During a town hall forum in Los Angeles earlier in the day, a disabled man told Obama “about the true renaissance that’s happening” among people with physical disabilities, asking the president how “your disability agenda will release this emerging potential that’s currently wasted and untapped?”

“Well, you are exactly right that we need everybody,” Obama responded. “And every program that we have has to be thinking on the front end how do we make sure that it is inclusive and building into it our ability to draw on the capacities of persons with disabilities.”

Then on to Leno, where he said that after practicing in the White House lanes, he recently bowled a 129, saying “it’s like — it was like Special Olympics or something.” The crowd laughed.

Soon after the show, Obama phoned Tim Shriver, chairman of the Special Olympics, to apologize. The organization serves some 200 million developmentally disabled people around the world and stages regular international sporting events.

Shriver, the nephew of Sen. Edward M. Kennedy (D-Mass.), whose early endorsement helped propel Obama to the Democratic nomination, told ABC’s “Good Morning America” yesterday that the president expressed regret “in a way that I think was very moving.”

Obama, Shriver said, told him “he did not intend to humiliate the population, didn’t want to embarrass or give anybody any more reason for pain or any kind of suffering.”

The question remains: Will Obama ever be able to safely discuss bowling?

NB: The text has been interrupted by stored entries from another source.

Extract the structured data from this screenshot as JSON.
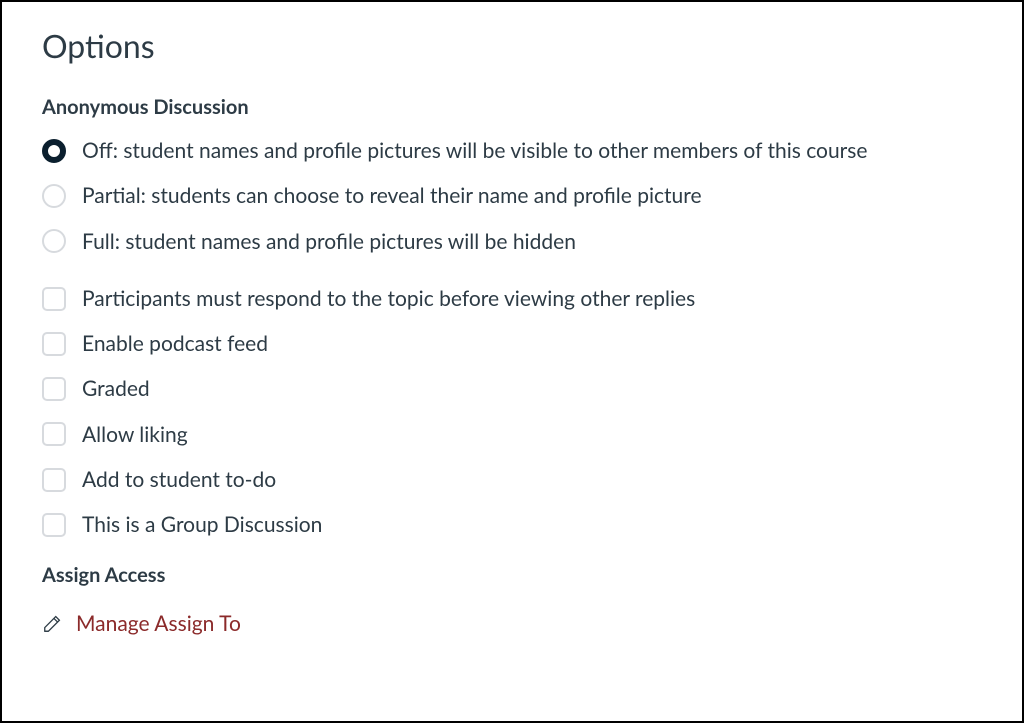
{
  "title": "Options",
  "anonymous_discussion": {
    "heading": "Anonymous Discussion",
    "selected": 0,
    "options": [
      "Off: student names and profile pictures will be visible to other members of this course",
      "Partial: students can choose to reveal their name and profile picture",
      "Full: student names and profile pictures will be hidden"
    ]
  },
  "checkboxes": [
    "Participants must respond to the topic before viewing other replies",
    "Enable podcast feed",
    "Graded",
    "Allow liking",
    "Add to student to-do",
    "This is a Group Discussion"
  ],
  "assign_access": {
    "heading": "Assign Access",
    "manage_label": "Manage Assign To"
  }
}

During the campaign, Obama bowled a 37 in Altoona, Pa. (granted, over seven of 10 frames, but still . . .). Many of the blue-collar Democrats he was trying to win over at the time scratched their heads, wondering how one would go about scoring that low (300 is a perfect score) if he had ever actually set foot in the ultimate everyman hangout before.

Past presidents have been defined by things they have said, done, or had happen to them — fairly or unfairly. George W. Bush choked on a pretzel and never lived it down. Bill Clinton had junk food (as well as more glaring flaws). Gerald Ford’s alleged klutziness made Chevy Chase’s career as the First Stumbler on “Saturday Night Live.” Dwight Eisenhower golfed . . . and golfed . . . and golfed.

Jimmy Carter bemused environmentalists after claiming that he fended off a charging rabbit while canoeing on a family vacation. Soon after, the Defenders of Wildlife jokingly unveiled a “seven-point program to improve the government’s sensitivity to wildlife and set the pace for enlightened, non-lethal policies on predators, including rabbits.”

Obama’s remark, however, was not funny, and administration officials made that point again yesterday.

“I know that the president believes that the Special Olympics are a triumph of the human spirit, and I think he understands that they deserve a lot better than — than the thoughtless joke that he made last night,” press secretary Robert Gibbs said during the White House briefing. “And he apologizes for that.”

Now the president faces a challenge — from Kolan McConiughey, a Special Olympics athlete from Ann Arbor, Mich., who bowls an average score of 266. McConiughey has bowled three perfect games and now wants to take on the president, according to the TMZ Web site.

The White House has yet to respond to the request.